The reason I say that the change in pressure is zero is because when doing my mechanical energy balance, I am choosing the top of the tanks (which are said in the problem statement to be at the same pressure) as my points that I am doing the energy balance on. Why is the pressure difference not zero, when the problem says both are at 1 atm?
Caught an error: the reynold's number is wrong, I divided by the yield stress, not viscosity! I will keep working on it and post my next solution next time I get home to scan it. That is why you got such a strange calculation no doubt.
As I said earlier, this is definitely going to be a laminar flow, if you evaluate the reynolds number in terms of the non-Newtonian viscosity (the shear stress divided by the velocity gradient) rather the by using the Bingham "viscosity parameter" (μ =27Cp), which is not the viscosity of the fluid. The actual non-Newtonian viscosity is going to be greater than 200 Cp at all radial locations.
To solve this, you don't need to determine the friction factor, just as, for a Newtonian fluid, you can get the pressure drop/ flow rate relationship (Hagen Poiseuille) without implementing the intermediate step of determining the friction factor.
I looked up the solution for laminar tube flow of a Bingham plastic fluid, and manipulated the results to the following two equations:
(τ_{wall}/τ_0)-\frac{4}{3}+\frac{1}{3}\frac{1}{(τ_{wall}/τ_0)^3}=\frac{(\frac{8V}{D})μ}{τ_0}
μ_{wall}=\frac{(τ_{wall}/τ_0)}{(τ_{wall}/τ_0)-1}μ
where V is the average flow velocity (0.284 ft/sec), μ is the Bingham plastic viscosity parameter, D is the tube diameter, τ
0 is the yield stress, and μ_wall is the non-Newtonian viscosity of the Bingham plastic at the wall.
The first equation is used to solve for the ratio of the shear stress at the wall τ
wall to the yield stress τ_0. In this equation, for your particular problem, the right hand side of the equation is equal to 0.0322 (dimensionless).

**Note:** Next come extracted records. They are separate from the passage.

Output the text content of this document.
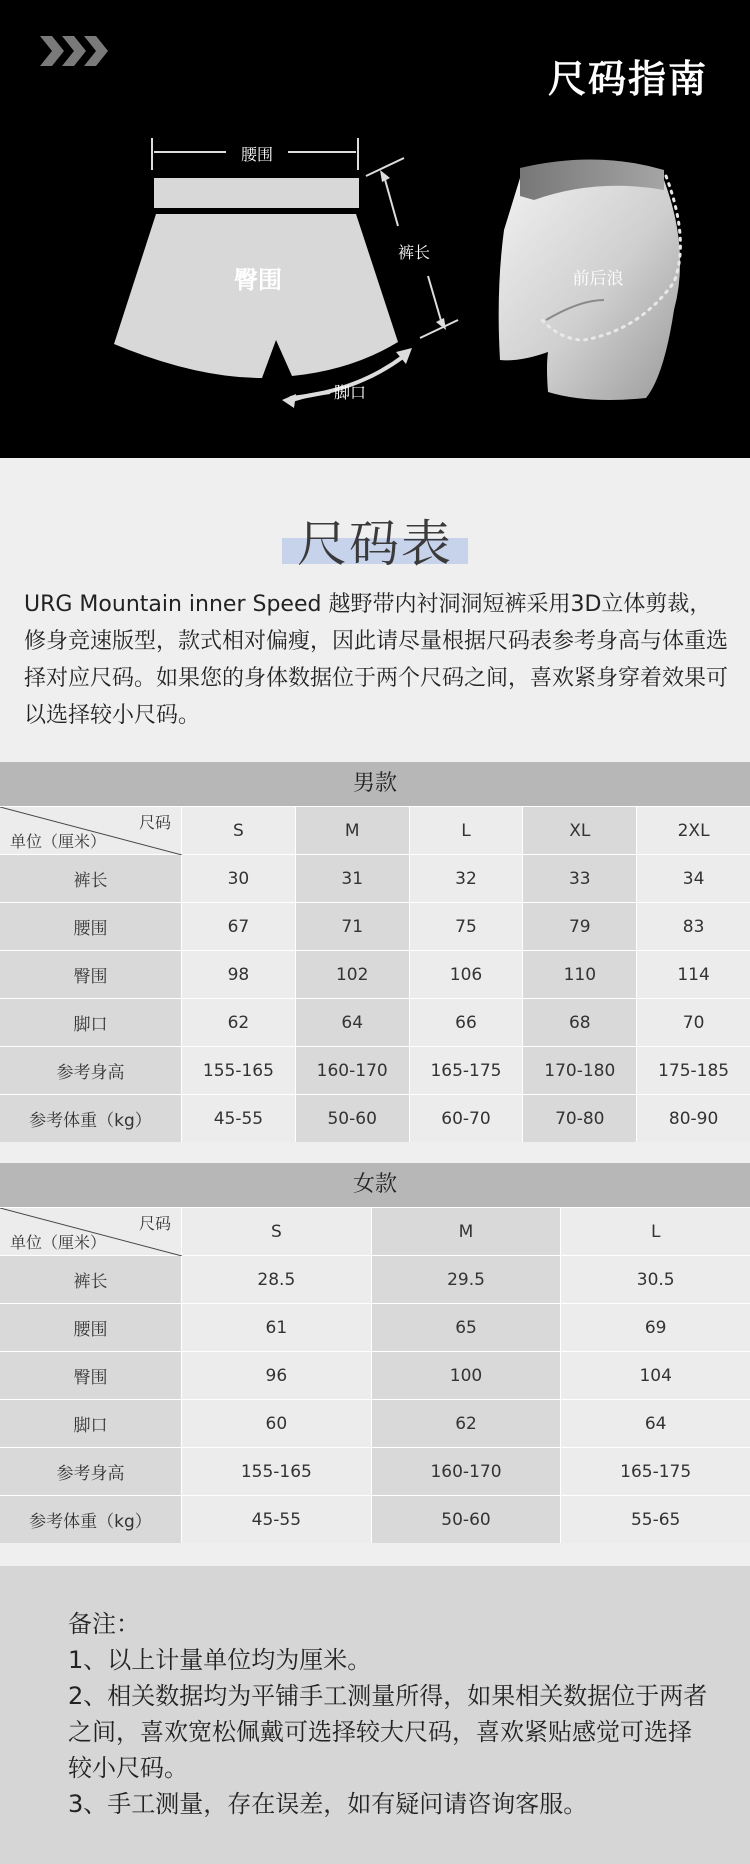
尺码指南
腰围
臀围
裤长
脚口
前后浪
尺码表
URG Mountain inner Speed 越野带内衬洞洞短裤采用3D立体剪裁，修身竞速版型，款式相对偏瘦，因此请尽量根据尺码表参考身高与体重选择对应尺码。如果您的身体数据位于两个尺码之间，喜欢紧身穿着效果可以选择较小尺码。
男款
尺码
单位（厘米）
S	M	L	XL	2XL
裤长	30	31	32	33	34
腰围	67	71	75	79	83
臀围	98	102	106	110	114
脚口	62	64	66	68	70
参考身高	155-165	160-170	165-175	170-180	175-185
参考体重（kg）	45-55	50-60	60-70	70-80	80-90
女款
尺码
单位（厘米）
S	M	L
裤长	28.5	29.5	30.5
腰围	61	65	69
臀围	96	100	104
脚口	60	62	64
参考身高	155-165	160-170	165-175
参考体重（kg）	45-55	50-60	55-65
备注：
1、以上计量单位均为厘米。
2、相关数据均为平铺手工测量所得，如果相关数据位于两者之间，喜欢宽松佩戴可选择较大尺码，喜欢紧贴感觉可选择较小尺码。
3、手工测量，存在误差，如有疑问请咨询客服。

Once you solve for the ratio of the shear stresses, you can determine the shear stress at the wall, and then, the pressure drop (which is just 4L/D times the shear stress at the wall).
The second equation is used to determine the non-Newtonian viscosity at the wall, once you know the ratio of the shear stresses. Since a Bingham plastic is shear thinning, the viscosity at the wall will be the lowest of all the locations in the tube. You can then use this viscosity to calculate a Reynolds number for the flow and ascertain that the Reynolds number is indeed less than 2100.
Chet